This sweetest little guy is COOPER.
He love’s this soup.
One of my sweet daughters, by the name of Brandi sent me this recipe and pictures of both
Soup & Coop.
I’ve re-named it COOP’S SOUP!
It’s really a Beef & Cheddar Macaroni Soup.
As you all know kids are picky eaters. This soup was enjoyed by everyone in their household, and not a drop was left. Brandi says it’s a cinch to throw together, and perfect for another COLD day!
Gosh . . . she even gave me a Red Backdrop!
Clever . . . very clever.
She served Coop’s Soup with flaky homemade rolls.
I should introduce you to my Beautiful, talented Daughters.
This Pic was flashed at Christmas time . . . Guess what we gave them?
They are all good cooks – but a Cuisinart doesn’t hurt!
COOP’S SOUP . . . Beef & Cheddar Macaroni Soup
1/2 teaspoon salt
1/4 teaspoon pepper
1/4 teaspoon oregano
1/4 teaspoon basil
1/8 teaspoon seasoning salt
1 (2 ounce) package onion soup mix (for 3 or 4 servings)
6 cups boiling water
1 (8 ounce) can tomato sauce
1 tablespoon soy sauce
1 cup celery, sliced
1/4 cup celery leaves
1 cup sliced carrot
1/3 cup dried split peas
1 cup elbow macaroni
grated parmesan cheese
2 Add salt, pepper, oregano, basil, seasoned salt, and onion soup mix.

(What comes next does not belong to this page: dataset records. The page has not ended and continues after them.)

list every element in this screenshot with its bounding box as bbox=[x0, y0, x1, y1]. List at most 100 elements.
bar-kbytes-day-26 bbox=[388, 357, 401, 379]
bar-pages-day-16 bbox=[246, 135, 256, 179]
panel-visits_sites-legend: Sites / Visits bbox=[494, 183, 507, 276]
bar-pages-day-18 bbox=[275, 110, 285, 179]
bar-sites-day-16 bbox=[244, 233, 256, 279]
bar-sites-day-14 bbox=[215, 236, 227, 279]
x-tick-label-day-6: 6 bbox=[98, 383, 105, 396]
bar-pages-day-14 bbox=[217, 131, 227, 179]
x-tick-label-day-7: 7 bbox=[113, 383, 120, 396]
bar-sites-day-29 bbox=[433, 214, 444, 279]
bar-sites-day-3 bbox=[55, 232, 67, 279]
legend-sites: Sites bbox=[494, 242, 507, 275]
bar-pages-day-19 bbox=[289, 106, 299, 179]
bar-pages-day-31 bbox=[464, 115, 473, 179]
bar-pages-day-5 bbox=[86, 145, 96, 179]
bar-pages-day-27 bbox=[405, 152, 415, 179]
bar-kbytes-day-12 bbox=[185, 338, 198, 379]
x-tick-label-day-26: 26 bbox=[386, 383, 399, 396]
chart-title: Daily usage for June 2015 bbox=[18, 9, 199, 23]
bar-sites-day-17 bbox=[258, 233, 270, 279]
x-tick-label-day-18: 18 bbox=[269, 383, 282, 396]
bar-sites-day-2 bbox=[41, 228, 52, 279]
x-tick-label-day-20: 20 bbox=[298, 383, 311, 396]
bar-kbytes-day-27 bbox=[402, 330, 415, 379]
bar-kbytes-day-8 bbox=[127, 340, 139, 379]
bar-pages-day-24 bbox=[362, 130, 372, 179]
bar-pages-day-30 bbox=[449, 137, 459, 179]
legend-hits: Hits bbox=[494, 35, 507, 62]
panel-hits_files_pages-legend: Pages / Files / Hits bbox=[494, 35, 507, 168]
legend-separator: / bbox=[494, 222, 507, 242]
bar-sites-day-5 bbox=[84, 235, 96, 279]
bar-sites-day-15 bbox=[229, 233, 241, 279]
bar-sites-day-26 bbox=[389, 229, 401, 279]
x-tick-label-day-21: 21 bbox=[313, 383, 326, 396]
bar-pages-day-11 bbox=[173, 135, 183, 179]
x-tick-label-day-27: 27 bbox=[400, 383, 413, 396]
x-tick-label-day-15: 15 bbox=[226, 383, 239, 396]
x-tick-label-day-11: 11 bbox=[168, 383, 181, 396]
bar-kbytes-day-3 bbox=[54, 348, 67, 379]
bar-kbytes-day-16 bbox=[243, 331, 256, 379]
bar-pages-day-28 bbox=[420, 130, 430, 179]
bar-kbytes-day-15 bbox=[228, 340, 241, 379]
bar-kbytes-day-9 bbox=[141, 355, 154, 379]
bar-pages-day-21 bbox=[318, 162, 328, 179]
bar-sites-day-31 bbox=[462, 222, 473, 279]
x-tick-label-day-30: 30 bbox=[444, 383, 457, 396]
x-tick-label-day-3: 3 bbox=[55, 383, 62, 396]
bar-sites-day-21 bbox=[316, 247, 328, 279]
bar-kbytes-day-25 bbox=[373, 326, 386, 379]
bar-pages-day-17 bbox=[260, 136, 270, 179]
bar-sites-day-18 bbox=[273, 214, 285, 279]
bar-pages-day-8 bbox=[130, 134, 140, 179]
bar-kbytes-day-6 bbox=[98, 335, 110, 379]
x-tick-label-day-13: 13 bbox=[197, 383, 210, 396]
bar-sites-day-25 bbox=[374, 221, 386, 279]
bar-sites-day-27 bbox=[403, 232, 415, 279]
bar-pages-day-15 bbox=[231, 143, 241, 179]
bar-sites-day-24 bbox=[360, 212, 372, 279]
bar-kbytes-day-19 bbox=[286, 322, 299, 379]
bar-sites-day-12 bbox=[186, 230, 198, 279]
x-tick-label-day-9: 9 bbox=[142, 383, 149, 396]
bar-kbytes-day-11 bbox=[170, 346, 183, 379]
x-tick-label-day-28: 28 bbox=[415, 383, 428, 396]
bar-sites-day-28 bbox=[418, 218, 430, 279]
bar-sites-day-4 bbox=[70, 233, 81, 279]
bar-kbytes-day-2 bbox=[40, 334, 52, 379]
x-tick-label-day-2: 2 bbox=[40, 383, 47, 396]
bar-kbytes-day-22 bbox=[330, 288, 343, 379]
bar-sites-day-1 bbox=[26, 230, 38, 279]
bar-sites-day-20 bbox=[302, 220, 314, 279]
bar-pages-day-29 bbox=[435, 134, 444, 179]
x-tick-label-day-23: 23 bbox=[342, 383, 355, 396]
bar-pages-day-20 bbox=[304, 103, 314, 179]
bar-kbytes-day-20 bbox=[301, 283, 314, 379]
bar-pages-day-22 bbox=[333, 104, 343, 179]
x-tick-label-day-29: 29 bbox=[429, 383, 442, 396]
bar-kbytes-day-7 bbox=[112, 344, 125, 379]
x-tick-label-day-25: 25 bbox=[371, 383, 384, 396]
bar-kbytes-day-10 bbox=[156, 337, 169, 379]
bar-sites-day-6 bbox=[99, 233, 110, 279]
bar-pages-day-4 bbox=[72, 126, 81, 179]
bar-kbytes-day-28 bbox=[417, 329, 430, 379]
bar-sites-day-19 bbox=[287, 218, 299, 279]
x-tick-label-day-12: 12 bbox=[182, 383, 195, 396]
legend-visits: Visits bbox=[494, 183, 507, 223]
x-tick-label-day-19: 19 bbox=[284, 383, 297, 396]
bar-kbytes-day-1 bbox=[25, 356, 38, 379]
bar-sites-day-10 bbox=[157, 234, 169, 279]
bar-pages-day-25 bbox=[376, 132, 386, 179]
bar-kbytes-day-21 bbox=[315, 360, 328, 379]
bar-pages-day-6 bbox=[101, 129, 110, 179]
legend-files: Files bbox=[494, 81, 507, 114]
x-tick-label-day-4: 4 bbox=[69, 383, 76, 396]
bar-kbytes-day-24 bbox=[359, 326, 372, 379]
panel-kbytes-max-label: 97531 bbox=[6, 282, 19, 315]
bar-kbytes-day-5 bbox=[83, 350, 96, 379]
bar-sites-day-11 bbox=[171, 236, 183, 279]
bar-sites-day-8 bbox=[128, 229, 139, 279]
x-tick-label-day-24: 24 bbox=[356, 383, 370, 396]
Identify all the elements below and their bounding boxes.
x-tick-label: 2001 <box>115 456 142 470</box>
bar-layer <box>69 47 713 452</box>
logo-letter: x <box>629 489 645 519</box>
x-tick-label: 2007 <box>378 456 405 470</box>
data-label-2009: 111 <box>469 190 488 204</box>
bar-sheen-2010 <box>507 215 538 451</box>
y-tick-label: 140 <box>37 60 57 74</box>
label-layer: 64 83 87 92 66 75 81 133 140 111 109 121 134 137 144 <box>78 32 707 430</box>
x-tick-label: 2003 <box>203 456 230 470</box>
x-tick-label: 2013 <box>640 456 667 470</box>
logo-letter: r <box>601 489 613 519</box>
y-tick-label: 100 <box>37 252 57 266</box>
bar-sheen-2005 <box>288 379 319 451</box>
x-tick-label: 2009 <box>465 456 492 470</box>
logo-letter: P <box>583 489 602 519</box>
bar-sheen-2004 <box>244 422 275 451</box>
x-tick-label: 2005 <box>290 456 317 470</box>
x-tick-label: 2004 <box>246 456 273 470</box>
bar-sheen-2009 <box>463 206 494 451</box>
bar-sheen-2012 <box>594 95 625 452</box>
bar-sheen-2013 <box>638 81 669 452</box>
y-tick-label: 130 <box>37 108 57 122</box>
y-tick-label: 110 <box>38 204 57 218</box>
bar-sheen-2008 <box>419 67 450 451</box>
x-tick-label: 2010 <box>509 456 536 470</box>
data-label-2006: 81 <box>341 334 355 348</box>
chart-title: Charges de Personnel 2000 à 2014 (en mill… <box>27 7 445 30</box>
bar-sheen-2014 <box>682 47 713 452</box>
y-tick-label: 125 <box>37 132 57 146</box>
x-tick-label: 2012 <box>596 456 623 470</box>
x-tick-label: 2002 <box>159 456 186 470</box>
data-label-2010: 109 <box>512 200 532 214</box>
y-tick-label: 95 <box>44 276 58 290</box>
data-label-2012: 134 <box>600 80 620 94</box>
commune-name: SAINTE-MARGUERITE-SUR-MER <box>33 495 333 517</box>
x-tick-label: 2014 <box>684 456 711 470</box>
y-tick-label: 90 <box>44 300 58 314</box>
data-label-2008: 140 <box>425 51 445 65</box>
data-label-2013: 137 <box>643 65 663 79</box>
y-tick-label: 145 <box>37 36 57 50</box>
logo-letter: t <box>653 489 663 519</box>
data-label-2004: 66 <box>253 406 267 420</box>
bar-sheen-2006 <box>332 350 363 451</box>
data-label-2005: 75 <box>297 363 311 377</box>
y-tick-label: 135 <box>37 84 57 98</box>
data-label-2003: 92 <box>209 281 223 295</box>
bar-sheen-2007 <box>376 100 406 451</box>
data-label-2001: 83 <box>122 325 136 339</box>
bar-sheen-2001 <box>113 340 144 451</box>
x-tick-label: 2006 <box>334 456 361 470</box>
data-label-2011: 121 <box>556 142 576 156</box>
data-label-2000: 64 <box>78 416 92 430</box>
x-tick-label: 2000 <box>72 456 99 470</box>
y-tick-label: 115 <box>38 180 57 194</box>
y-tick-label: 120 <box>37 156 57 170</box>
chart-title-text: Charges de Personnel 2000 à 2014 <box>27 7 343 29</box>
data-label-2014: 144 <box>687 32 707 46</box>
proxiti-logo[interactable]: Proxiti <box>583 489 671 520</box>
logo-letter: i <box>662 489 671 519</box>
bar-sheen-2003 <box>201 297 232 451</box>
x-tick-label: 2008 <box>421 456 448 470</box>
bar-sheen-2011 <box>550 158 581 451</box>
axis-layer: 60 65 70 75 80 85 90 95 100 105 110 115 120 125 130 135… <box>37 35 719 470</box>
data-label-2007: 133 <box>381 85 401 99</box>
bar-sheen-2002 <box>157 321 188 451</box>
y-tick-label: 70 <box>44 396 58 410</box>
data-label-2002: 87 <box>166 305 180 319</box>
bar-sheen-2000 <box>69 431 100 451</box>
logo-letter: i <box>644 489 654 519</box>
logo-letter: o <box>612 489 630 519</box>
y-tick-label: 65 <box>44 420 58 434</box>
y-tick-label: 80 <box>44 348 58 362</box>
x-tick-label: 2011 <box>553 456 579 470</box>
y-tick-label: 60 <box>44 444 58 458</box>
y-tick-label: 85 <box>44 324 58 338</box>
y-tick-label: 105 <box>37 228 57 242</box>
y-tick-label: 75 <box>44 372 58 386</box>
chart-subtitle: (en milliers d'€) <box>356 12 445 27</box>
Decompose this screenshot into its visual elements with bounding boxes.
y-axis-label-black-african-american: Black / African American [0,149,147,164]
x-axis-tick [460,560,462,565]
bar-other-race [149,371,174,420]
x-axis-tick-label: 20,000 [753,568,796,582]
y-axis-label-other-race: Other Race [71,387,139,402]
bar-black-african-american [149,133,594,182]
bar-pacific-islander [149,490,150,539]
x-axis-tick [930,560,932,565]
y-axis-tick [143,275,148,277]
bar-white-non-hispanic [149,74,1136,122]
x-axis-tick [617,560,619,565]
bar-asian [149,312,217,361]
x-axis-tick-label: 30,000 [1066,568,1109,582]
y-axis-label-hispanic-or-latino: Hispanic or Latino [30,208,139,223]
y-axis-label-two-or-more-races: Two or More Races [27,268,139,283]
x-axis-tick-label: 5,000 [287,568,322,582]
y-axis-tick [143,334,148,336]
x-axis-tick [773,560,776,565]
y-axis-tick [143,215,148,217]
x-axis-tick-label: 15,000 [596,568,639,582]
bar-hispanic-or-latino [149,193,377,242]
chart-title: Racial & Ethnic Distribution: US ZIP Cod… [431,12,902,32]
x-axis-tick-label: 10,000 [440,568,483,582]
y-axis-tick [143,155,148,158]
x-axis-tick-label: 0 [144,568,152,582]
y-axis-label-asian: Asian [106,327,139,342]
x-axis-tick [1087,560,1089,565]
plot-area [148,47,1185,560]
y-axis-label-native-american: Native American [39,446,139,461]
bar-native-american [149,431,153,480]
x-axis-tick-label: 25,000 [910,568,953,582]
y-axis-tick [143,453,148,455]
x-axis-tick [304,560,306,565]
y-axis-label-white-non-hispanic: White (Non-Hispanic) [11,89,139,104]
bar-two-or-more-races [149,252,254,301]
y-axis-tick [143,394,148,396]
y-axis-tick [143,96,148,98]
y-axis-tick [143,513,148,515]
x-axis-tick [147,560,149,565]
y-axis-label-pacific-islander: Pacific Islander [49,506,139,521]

3 Stir in boiling water, tomato sauce, and soy sauce.
4 Cover and simmer for about 15 minutes.
5 Meanwhile, prepare celery, celery leaves, and carrots; Then add to simmering mixture with split peas and continue to cook for 30 minutes.
6 Add macaroni and simmer for 30 minutes longer, adding more water if necessary and stirring occasionally.
7 Serve sprinkled with Parmesan cheese over individual servings.
8 To freeze: place soup in a rigid container and freeze. To reheat: remove from freezer and thaw. Place soup in saucepan and heat, stirring, until hot.